The Old West Side Association newsletter praises the block of Fourth Street between William and Jefferson as an example of “accommodating diversity” at its best:
This short block is subject to a zoning nightmare: part multi-family, part public lands, part limited industrial. Yet, instead of an ugly hodge-podge, these structures blend into a unified town center, totally unlike the fakey “Towne Centre” under construction a half-mile away.
Other than a lack of puke-hued tiles festooning every available surface, what does this town center have going for it? It boasts a church, an elementary school and gardens “tended in the style originated by the early owners.” But what about retail, you ask? Well, if you walk towards Liberty, there’s the “luscious memory of the cinnamon buns that were available at Lunsford Bakery.” So not only can passersby look at gardens; they can also remember cinnamon buns. Now that’s some real diversity.
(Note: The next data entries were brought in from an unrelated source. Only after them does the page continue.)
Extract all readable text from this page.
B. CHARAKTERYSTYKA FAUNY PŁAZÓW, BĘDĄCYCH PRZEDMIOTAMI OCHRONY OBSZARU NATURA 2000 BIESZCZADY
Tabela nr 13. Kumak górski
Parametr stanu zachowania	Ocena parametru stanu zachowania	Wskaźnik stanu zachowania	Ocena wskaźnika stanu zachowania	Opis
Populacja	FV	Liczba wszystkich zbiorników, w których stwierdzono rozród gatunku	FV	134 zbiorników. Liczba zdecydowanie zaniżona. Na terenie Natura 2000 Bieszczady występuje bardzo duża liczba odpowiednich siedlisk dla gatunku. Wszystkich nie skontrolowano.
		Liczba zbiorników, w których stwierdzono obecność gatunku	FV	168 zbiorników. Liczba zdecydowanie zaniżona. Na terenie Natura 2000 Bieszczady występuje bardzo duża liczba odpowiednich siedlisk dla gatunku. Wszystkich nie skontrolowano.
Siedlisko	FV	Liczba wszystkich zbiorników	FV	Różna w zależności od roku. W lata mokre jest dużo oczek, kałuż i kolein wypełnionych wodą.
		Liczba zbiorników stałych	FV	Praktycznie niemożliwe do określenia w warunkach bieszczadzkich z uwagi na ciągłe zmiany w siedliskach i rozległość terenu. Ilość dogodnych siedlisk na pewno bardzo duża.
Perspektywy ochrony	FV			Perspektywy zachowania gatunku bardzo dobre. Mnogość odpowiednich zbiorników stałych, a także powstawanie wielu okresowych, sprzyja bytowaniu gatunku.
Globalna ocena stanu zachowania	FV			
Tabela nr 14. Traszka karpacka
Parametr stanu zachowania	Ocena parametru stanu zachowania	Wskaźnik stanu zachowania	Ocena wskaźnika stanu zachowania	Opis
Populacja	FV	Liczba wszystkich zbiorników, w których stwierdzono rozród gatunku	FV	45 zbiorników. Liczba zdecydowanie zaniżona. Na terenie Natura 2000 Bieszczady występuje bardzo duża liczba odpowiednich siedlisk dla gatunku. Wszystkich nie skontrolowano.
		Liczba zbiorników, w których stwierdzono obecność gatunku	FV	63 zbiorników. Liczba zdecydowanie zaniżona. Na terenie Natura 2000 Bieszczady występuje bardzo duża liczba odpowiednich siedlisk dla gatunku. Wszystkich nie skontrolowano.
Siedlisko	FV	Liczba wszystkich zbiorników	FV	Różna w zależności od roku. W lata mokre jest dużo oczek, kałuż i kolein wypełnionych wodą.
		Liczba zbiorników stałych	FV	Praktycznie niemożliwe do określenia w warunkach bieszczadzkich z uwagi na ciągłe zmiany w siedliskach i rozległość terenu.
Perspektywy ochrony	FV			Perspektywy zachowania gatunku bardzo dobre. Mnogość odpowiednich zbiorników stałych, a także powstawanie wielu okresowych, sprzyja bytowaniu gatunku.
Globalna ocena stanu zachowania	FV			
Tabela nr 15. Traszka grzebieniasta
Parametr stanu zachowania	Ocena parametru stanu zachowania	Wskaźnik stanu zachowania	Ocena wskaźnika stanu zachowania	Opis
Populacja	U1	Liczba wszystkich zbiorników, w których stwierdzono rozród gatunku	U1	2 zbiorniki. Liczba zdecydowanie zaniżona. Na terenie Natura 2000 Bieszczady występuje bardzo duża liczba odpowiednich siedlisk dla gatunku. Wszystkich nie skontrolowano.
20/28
Council members display their various levels of media savvy at last night’s meeting:
“We are not doing this in private. We’re live on TV; there are BLOGGERS following us; this is out in the open!”
— Chris Easthope
“We’re on TV? I didn’t realize that.”
— Bob Johnson
Of course, this blogger had already tuned out; it took the indefatigable Urban Oasis to stay awake through a heated stormwater runoff debate long enough to hear this hilarious dialogue.